苏筠怡冷漠地看着邹寻欢,只觉得这个以前她认为内敛孤僻的人,怎么就变了一个样子。
“郡主不用担心,我只是好奇,随口一问。”邹寻欢垂眸,心里微微有些落寞。
以前他将自己封闭起来,因为他无法站立,总觉得每个人都在嘲笑他可怜他。
自从能站立,现在甚至能走路之后,邹寻欢的心境就产生了巨大的变化,他对周围的一切都有了兴趣,他身子想在以后能行走自如之后,离开皇城,游历天下,四处瞧瞧。
若是他哥哥邹寻觅知道他的心思,一定会觉得他们兄弟当真是兄弟连心。
不过邹寻欢也单纯地是想想,他知道,若是他真要离开,母亲会第一个站出来反对自己。
“单纯只是好奇吗?”苏筠怡反问。
邹寻欢被苏筠怡这冷魄的眸子盯着,有些发慌。
确实,在他能站起来的那一天,他就见到了吴长恩。
他不知道那个男人是如何绕开丞相府的耳目,来到自己身边的。但是他的话,却给自己了震撼。

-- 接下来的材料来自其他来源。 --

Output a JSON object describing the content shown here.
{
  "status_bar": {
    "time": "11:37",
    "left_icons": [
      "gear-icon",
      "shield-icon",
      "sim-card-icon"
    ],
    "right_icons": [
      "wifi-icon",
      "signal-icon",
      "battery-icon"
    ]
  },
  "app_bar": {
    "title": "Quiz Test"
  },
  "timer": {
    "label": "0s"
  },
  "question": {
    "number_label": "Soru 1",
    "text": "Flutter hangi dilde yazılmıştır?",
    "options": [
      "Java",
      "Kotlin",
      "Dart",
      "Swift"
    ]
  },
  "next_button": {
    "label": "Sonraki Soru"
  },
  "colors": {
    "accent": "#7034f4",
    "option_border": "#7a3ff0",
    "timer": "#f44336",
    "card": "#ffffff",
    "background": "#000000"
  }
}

吴长恩的算计,和他嘴里编制的宏伟未来,真的让邹寻欢动心。
他有了跟从的心思,可是他在压抑,他一个从未站起来的废人,怎么能去与那种有能力的人并肩呢?
而且,颠覆朝政这种事,应该是违背天命吧?
邹寻欢被苏筠怡盯着,眼神有些躲闪,不敢与苏筠怡直视。
“二公子回去吧,你这腿,已经是好了。”苏筠怡开口,“还有,希望你做到允诺我的事情,让寻欢这孩子,以后好过些。”

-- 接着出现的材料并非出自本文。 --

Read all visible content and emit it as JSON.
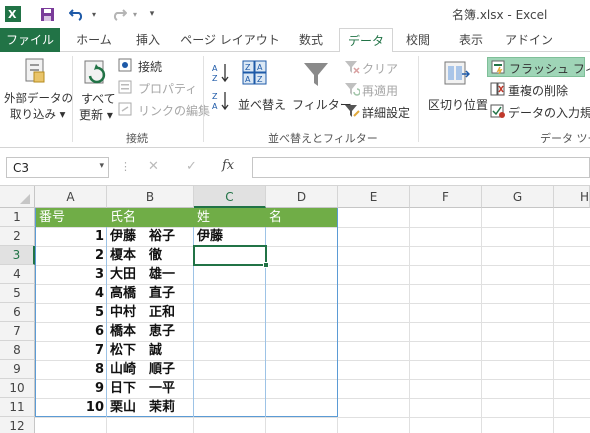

邹寻欢知道,苏筠怡对自己有了警惕,便也不多说,对着苏筠怡的背影,重重地鞠了三次躬,才离开。
离开之前,他将贴身玉佩,轻轻地放在苏筠怡的桌上。
“虽我只是丞相府的二少爷,身份无足轻重,但是治病之恩,在下永世不忘,若以后郡主有事,大可拿这玉佩去丞相府,无论何事,不伤及天理,在下定在所不辞!”
邹寻欢留下一句话,便杵着拐棍,慢慢离开了。
等他走后,苏筠怡立刻命清芷去查,最近这几日,邹寻欢是否见了其他人。
果然,清芷很快回来了,说吴长恩前些日子,偷偷避开所有人,去见了邹寻欢。
“真是叫人不省心!”苏筠怡咒骂。
养育之恩,比起这两年看到他的冷漠和无情,苏筠怡当真对自己曾经敬重的一枝师傅,没有半点情分了。

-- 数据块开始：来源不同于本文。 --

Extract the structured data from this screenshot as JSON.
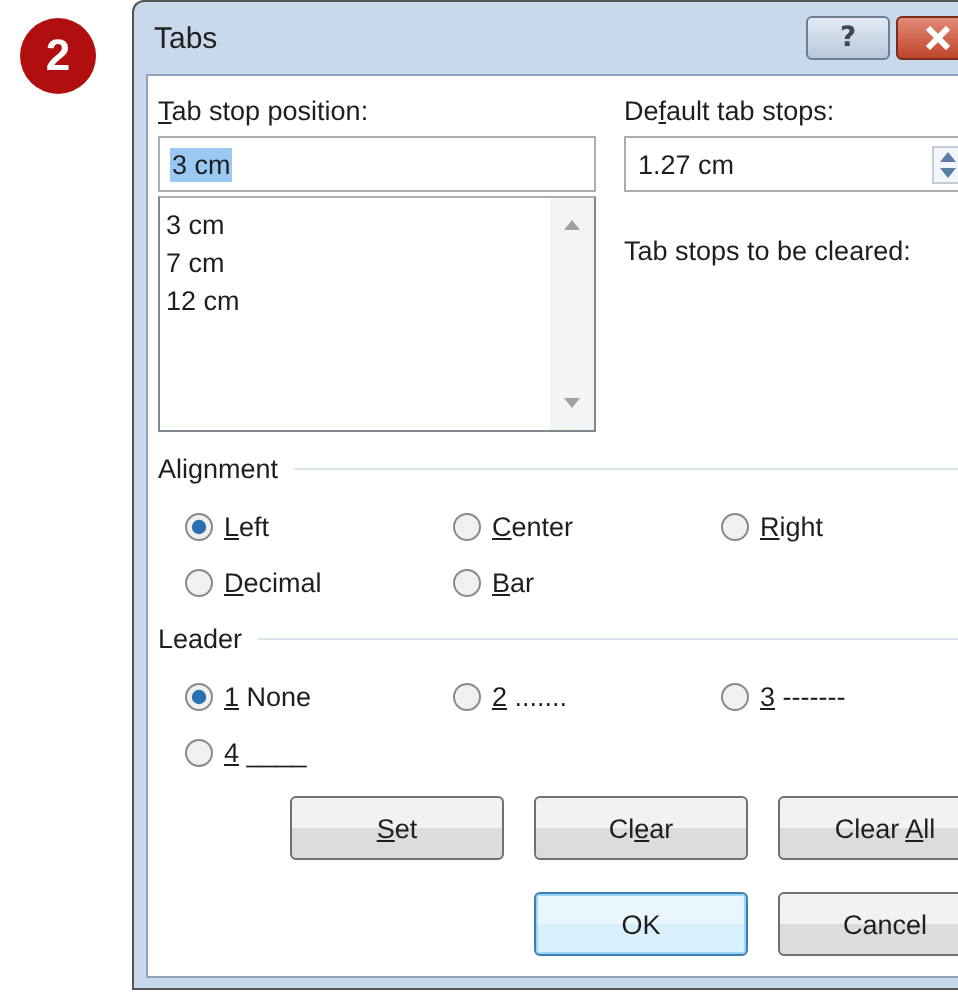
{
  "step_badge": "2",
  "window": {
    "title": "Tabs",
    "help_button": "?"
  },
  "tab_stop_position": {
    "label": {
      "key": "T",
      "post": "ab stop position:"
    },
    "value": "3 cm",
    "value_selected": true,
    "items": [
      "3 cm",
      "7 cm",
      "12 cm"
    ]
  },
  "default_tab_stops": {
    "label": {
      "pre": "De",
      "key": "f",
      "post": "ault tab stops:"
    },
    "value": "1.27 cm"
  },
  "tab_stops_to_be_cleared": "Tab stops to be cleared:",
  "alignment": {
    "title": "Alignment",
    "options": [
      {
        "key": "L",
        "post": "eft",
        "selected": true
      },
      {
        "key": "C",
        "post": "enter",
        "selected": false
      },
      {
        "key": "R",
        "post": "ight",
        "selected": false
      },
      {
        "key": "D",
        "post": "ecimal",
        "selected": false
      },
      {
        "key": "B",
        "post": "ar",
        "selected": false
      }
    ]
  },
  "leader": {
    "title": "Leader",
    "options": [
      {
        "key": "1",
        "post": " None",
        "selected": true
      },
      {
        "key": "2",
        "post": " .......",
        "selected": false
      },
      {
        "key": "3",
        "post": " -------",
        "selected": false
      },
      {
        "key": "4",
        "post": " ____",
        "selected": false
      }
    ]
  },
  "button_rows": [
    [
      {
        "key": "S",
        "post": "et",
        "default": false
      },
      {
        "pre": "Cl",
        "key": "e",
        "post": "ar",
        "default": false
      },
      {
        "pre": "Clear ",
        "key": "A",
        "post": "ll",
        "default": false
      }
    ],
    [
      {
        "pre": "OK",
        "default": true
      },
      {
        "pre": "Cancel",
        "default": false
      }
    ]
  ]
}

想想若到时候到了兵刃相接的时候,苏筠怡自觉,自己应该能够对他下得去手吧?
不过这个念头也就稍纵即逝,苏筠怡没有多想。
这些日子,她偷偷为各个官员的孩子治病,忙得不可开交。
不过有了邹寻欢这事之后,苏筠怡就多了一个心眼,让清芷派人去注意着这些单纯的被保护得好好的孩子,莫被吴长恩给骗了。
在这些孩子中,给苏筠怡印象最深刻的就是一个武将的后代,叫后武,一直卧病不起,就是现代人所说的植物人。
他的父亲后忠官职不大,也就正五品,是个武将。说是为君瑞帝打下天下的功臣。
但是不知为何,君瑞帝在称帝之后,并未给他任何实权,也只是正五品而已,只是空有其名。